Der Einwand des Bf., daß der Nießbrauch, von dem er in den Jahren 1951 bis 1957 keinen Gebrauch gemacht habe, im Jahre 1957 gelöscht worden sei, könne zu keiner anderen Entscheidung führen. Entscheidend sei der Zeitpunkt der Nießbrauchsbestellung, mit dem ein Rückfluß der Darlehnsbeträge angenommen werden müsse. Der Rückfluß der Darlehen könne nicht wieder rückgängig gemacht werden. Auch die Tatsache, daß der Bf. von dem ihm eingeräumten Recht keinen Gebrauch gemacht und zeitweise sogar Miete - wenn auch eine etwas geringere Miete als ortsüblich angemessen - an seine Tochter gezahlt habe, sei unerheblich, da der Bf. nach dem Vertrage jedenfalls das Recht gehabt habe, den Nießbrauch lebenslänglich auszuüben. Wenn er auf dieses Recht jahrelang verzichtet habe, so liege darin jeweils eine Schenkung an seine Tochter. Im übrigen müßten Steuerpflichtige, die die Vergünstigungsvorschriften des § 7c EStG in Anspruch nähmen, auch in Kauf nehmen, daß bei der steuerlichen Würdigung ihres Vorbringens, insbesondere bei der Auslegung von Verträgen unter nahen Angehörigen, Unklarheiten tatsächlicher oder rechtlicher Art zu ihren Lasten gingen. Es könne nicht unterstellt werden, daß der Bf. ein Nießbrauchsrecht nicht gewollt habe, obwohl er sich dieses Recht formgültig und unter Berücksichtigung privater Einzelwünsche habe eintragen lassen.

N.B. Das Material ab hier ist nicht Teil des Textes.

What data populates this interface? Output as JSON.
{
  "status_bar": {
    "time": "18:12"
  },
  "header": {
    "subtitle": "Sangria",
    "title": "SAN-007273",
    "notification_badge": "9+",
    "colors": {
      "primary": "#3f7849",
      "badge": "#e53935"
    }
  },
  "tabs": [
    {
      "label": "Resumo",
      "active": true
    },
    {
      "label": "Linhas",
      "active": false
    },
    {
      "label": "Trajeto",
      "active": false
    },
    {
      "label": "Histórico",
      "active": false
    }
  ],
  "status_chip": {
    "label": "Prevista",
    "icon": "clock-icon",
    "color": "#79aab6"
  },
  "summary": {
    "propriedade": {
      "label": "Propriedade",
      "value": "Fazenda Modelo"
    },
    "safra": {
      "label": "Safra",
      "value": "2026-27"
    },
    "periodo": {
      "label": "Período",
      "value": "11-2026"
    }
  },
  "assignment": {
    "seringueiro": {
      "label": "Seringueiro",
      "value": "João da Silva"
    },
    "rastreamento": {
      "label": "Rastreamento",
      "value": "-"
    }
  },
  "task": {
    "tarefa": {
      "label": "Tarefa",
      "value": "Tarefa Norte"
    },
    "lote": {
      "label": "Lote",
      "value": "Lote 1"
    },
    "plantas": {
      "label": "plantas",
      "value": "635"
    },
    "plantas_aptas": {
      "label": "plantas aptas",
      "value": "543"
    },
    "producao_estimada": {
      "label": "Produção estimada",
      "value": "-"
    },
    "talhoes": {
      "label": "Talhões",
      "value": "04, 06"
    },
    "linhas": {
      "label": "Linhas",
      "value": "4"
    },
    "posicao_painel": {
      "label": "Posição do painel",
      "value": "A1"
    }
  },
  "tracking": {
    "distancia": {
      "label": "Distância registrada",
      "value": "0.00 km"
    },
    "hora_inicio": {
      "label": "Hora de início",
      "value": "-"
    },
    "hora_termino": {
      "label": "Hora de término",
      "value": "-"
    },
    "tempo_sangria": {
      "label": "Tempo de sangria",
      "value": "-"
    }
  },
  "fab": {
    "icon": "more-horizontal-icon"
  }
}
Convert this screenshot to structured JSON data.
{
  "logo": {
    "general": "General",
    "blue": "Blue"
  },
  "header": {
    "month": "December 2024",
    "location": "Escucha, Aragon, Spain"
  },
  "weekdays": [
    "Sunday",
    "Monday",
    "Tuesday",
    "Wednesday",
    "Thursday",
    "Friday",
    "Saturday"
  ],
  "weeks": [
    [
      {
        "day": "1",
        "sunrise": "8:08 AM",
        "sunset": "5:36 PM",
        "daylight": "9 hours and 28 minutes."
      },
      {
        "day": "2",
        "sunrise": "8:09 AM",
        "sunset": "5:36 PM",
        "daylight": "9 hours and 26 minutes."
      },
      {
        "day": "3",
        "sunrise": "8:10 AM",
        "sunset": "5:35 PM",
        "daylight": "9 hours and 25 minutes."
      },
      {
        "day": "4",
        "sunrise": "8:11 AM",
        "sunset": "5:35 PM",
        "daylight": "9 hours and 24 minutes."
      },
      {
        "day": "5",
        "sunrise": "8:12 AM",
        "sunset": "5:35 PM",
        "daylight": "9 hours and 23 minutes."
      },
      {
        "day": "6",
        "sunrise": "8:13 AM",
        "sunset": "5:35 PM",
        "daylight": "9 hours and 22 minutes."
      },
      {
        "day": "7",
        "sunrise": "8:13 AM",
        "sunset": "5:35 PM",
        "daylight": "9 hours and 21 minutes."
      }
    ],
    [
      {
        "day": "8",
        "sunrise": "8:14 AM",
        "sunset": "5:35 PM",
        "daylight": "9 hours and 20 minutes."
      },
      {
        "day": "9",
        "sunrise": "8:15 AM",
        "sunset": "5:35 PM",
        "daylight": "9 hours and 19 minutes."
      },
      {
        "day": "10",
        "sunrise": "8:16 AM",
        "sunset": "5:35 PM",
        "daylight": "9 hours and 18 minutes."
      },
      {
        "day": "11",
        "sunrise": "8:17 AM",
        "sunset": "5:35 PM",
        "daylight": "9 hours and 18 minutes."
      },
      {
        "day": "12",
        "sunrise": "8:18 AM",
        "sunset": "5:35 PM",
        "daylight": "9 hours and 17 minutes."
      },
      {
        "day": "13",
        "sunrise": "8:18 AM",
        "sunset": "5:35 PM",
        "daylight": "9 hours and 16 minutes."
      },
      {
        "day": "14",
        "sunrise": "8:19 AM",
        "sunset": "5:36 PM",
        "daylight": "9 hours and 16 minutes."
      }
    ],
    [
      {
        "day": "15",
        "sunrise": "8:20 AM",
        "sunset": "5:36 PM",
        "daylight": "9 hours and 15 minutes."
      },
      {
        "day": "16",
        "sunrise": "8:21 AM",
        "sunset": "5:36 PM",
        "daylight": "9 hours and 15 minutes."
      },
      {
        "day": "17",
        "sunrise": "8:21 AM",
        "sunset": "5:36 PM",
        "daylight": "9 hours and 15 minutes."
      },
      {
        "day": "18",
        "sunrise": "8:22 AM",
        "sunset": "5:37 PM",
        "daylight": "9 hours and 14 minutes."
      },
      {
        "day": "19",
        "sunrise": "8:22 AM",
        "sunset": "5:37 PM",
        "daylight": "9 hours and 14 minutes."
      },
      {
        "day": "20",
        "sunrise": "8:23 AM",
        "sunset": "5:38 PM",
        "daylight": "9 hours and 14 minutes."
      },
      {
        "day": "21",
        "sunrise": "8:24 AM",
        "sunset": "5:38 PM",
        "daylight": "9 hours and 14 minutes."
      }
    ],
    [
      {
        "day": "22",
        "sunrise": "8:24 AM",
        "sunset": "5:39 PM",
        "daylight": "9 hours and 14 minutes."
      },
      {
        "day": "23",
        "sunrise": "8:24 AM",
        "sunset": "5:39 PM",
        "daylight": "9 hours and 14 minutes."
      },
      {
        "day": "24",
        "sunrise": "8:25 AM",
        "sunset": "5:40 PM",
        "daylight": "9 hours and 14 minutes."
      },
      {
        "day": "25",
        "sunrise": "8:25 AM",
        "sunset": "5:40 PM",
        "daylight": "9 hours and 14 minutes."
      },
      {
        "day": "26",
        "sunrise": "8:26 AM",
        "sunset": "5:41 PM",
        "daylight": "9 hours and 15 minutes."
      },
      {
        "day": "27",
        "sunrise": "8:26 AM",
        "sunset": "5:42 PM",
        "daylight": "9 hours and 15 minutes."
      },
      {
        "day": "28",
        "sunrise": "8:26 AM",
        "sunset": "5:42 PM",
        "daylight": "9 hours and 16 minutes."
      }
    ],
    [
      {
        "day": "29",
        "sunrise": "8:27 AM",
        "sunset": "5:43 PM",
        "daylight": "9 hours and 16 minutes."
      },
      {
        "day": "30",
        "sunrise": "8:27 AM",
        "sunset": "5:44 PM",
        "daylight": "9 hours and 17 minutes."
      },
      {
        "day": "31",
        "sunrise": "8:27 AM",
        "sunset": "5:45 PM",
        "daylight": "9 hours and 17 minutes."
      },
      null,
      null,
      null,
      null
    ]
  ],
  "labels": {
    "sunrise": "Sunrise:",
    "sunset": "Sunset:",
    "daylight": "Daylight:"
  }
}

Mit der Rechtsbeschwerde wiederholt der Bf. im wesentlichen sein früheres Vorbringen und meint, es komme darauf an, ob ihm, wenn schon eine Verzinsung der Darlehen angenommen werde, dieser Zins oder zinsesgleiche Wert tatsächlich zugeflossen seien. Da er von dem Nießbrauchsrecht nie Gebrauch gemacht habe, könne von einem Zufluß und damit von einer Verzinslichkeit keine Rede sein. Auch aus der Tatsache, daß er das Grundstück als Kreditunterlage genutzt habe, könne nicht auf die Verzinslichkeit des Darlehens geschlossen werden. Für die Inanspruchnahme des Grundstückes als Kreditunterlage bei der Gewährung eines Aufbaudarlehens und eines Flüchtlingskredits an ihn seien besondere Verhältnisse maßgebend gewesen; ohne Sicherstellung hätte er Kredite nicht erhalten können.

Das Finanzgericht hätte nach seiner Auffassung auch prüfen müssen, ob er bei der Stellung, die er auf Grund des Nießbrauchs und der Belastung des Grundstückes mit Sicherungshypotheken eingenommen habe, nicht, wirtschaftlich gesehen, die Stellung eines Eigentümers gehabt habe, so daß ihm zum mindesten die Abschreibung nach § 7b EStG zugestanden hätte. Schließlich hätte bei den bestehenden Verhältnissen nur ein kurzfristiges Nutzungsrecht angenommen werden können, das zur Annahme einer Verzinsung der Darlehen nicht ausgereicht hätte. Aus alledem ergebe sich, daß das Finanzgericht den Tatbestand in tatsächlicher und rechtlicher Hinsicht nicht ausreichend geprüft habe.

 

Entscheidungsgründe

Die Rechtsbeschwerde ist nicht begründet.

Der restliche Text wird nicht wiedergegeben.